Apple is planning to use a free speech defence in its ongoing battle with the FBI — arguing that code counts as “speech” and so it cannot be forced to write code to break into an iPhone.
The Cupertino technology company is locked in a legal struggle with the Bureau over access to an encrypted iPhone. The FBI is demanding that Apple create software to help it break into the phone belonging to one of the San Bernardino shooters. But Apple refuses, arguing that doing so would undermine the security of all iPhones, and set a dangerous precedent.

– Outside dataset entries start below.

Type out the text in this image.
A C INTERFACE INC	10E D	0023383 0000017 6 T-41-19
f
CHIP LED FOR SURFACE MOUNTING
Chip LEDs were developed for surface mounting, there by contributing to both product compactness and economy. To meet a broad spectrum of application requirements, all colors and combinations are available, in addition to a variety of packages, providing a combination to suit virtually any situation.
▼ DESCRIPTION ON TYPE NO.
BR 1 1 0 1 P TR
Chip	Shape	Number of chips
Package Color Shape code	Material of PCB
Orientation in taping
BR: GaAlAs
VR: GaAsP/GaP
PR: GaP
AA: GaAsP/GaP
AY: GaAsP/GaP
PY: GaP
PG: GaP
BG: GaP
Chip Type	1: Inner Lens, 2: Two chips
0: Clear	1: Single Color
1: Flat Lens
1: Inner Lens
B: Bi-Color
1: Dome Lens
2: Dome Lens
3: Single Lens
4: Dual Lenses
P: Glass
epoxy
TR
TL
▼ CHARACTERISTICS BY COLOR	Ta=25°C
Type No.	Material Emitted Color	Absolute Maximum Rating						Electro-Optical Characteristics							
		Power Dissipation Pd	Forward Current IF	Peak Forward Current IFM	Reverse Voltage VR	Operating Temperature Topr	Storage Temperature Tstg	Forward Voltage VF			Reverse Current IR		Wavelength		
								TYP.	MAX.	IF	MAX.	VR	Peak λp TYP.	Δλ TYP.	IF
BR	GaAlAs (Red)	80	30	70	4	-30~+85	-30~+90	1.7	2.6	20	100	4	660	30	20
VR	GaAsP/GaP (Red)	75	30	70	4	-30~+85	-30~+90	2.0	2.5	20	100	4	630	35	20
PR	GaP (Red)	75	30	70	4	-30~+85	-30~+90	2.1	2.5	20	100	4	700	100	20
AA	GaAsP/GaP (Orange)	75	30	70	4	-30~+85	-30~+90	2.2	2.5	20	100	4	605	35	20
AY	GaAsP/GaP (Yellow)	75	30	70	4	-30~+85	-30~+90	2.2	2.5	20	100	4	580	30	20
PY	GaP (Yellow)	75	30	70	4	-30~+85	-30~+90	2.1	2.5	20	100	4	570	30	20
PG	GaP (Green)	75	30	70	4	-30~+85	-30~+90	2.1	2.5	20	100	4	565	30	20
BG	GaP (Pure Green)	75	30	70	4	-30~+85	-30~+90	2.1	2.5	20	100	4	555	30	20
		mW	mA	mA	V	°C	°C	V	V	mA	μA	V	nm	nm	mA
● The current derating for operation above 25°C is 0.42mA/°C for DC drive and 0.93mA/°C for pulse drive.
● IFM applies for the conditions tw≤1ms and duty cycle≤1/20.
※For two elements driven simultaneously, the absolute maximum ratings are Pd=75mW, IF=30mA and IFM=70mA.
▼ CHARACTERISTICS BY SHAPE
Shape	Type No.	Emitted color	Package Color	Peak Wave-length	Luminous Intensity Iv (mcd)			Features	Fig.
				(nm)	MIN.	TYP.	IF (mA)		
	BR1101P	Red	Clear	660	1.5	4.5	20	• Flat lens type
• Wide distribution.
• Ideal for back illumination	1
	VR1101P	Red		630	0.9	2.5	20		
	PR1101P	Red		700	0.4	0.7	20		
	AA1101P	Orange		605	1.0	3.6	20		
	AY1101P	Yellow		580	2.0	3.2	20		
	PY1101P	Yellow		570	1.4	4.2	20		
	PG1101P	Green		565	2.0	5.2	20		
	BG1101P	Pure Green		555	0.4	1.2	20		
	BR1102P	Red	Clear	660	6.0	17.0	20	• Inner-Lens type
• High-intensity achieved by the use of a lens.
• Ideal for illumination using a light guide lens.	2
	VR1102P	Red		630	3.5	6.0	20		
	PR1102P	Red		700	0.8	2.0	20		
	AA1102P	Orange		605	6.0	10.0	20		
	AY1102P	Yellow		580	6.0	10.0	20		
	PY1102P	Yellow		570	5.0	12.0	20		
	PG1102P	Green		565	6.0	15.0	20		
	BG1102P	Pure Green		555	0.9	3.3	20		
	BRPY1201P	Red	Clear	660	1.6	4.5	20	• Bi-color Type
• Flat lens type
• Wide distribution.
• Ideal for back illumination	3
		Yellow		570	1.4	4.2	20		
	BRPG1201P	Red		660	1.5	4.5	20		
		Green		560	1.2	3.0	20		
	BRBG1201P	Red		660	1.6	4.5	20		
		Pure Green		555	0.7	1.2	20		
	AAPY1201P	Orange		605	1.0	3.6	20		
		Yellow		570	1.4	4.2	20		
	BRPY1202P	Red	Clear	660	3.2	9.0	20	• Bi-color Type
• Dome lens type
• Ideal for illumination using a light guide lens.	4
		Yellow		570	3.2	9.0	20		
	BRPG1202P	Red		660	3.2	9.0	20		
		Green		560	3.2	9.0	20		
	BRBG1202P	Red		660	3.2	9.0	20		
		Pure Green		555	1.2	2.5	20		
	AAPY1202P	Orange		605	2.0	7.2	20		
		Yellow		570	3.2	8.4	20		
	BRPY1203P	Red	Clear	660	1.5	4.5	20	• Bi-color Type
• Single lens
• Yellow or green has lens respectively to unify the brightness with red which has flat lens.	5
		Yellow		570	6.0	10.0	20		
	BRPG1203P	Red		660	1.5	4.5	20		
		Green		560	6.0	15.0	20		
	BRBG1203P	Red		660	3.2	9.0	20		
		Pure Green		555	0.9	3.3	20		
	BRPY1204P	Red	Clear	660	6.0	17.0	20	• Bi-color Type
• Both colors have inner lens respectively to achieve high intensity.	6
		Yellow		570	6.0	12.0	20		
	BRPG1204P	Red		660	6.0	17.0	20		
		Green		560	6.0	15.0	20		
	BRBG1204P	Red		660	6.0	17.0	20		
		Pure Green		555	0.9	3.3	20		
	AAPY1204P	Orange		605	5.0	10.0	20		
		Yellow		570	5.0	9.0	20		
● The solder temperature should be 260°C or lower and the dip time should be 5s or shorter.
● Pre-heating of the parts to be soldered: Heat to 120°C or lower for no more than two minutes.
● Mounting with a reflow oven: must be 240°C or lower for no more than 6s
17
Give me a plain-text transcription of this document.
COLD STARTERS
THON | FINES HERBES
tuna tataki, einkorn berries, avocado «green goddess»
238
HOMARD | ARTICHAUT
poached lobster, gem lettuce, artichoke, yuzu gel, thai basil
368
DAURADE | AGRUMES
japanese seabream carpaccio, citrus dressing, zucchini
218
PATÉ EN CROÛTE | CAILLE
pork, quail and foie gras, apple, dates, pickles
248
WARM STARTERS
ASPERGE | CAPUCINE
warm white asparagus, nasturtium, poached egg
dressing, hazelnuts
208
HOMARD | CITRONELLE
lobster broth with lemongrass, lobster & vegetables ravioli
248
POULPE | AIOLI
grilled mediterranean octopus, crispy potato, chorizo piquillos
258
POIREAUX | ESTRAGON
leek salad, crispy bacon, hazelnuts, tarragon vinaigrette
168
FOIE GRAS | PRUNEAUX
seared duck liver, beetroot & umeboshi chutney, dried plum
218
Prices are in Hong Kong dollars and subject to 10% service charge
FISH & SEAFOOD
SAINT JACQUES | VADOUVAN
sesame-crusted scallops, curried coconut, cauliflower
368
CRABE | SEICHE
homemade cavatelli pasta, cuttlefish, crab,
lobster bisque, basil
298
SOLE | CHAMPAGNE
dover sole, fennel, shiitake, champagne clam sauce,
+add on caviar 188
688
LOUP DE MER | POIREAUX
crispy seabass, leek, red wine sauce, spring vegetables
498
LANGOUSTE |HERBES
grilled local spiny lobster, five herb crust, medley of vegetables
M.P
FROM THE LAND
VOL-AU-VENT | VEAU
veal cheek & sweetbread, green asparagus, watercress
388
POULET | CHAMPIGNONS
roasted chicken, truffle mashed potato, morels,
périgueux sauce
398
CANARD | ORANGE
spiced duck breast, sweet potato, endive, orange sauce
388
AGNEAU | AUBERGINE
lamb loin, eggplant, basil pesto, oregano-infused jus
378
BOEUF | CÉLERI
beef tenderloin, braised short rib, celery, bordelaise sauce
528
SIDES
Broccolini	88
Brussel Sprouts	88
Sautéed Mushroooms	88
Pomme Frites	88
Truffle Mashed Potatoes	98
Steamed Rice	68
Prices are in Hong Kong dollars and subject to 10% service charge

On Wednesday, Bloomberg reported that Apple intends to use free speech as one element of its defence as it challenges a court order to comply with the FBI’s demands. An unnamed Apple executive told the news outlet that it will argue that computer code amounts to speech — and as such, the company and its engineers cannot be compelled to code (or “speak”) against their will.
And Apple lawyer Theodore Boutrous told The Los Angeles Times that “the government here is trying to use this statute from 1789 in a way that it has never been used before. They are seeking a court order to compel Apple to write new software, to compel speech.”
Jennifer Granick, director of civil liberties at Stanford University’s Center for Internet and Society, told Bloomberg: “The signature [that Apple signs software with] is part of Apple’s security ecosystem; it’s a promise that Apple believes this code is safe for you to run … The phone doesn’t run software that Apple hasn’t signed.”
Reuters also speculates that free speech concerns will be part of Apple’s defence, based on discussions with lawyers following the case. But Duke University law professor Stuart Benjamin says it could be a uphill struggle. “That is an argument of enormous breath,” he said. Apple will need to prove the code has a “substantive message.”
A cornerstone of Apple’s public defence so far is that creating this tool for the FBI amounts to a backdoor, which makes all its users less safe.
Apple and its supporters have also expressed concerns that the case could set a far-reaching precedent. If Apple can be forced to create new software to hack into its customers, then company could be legally forced to hack their users.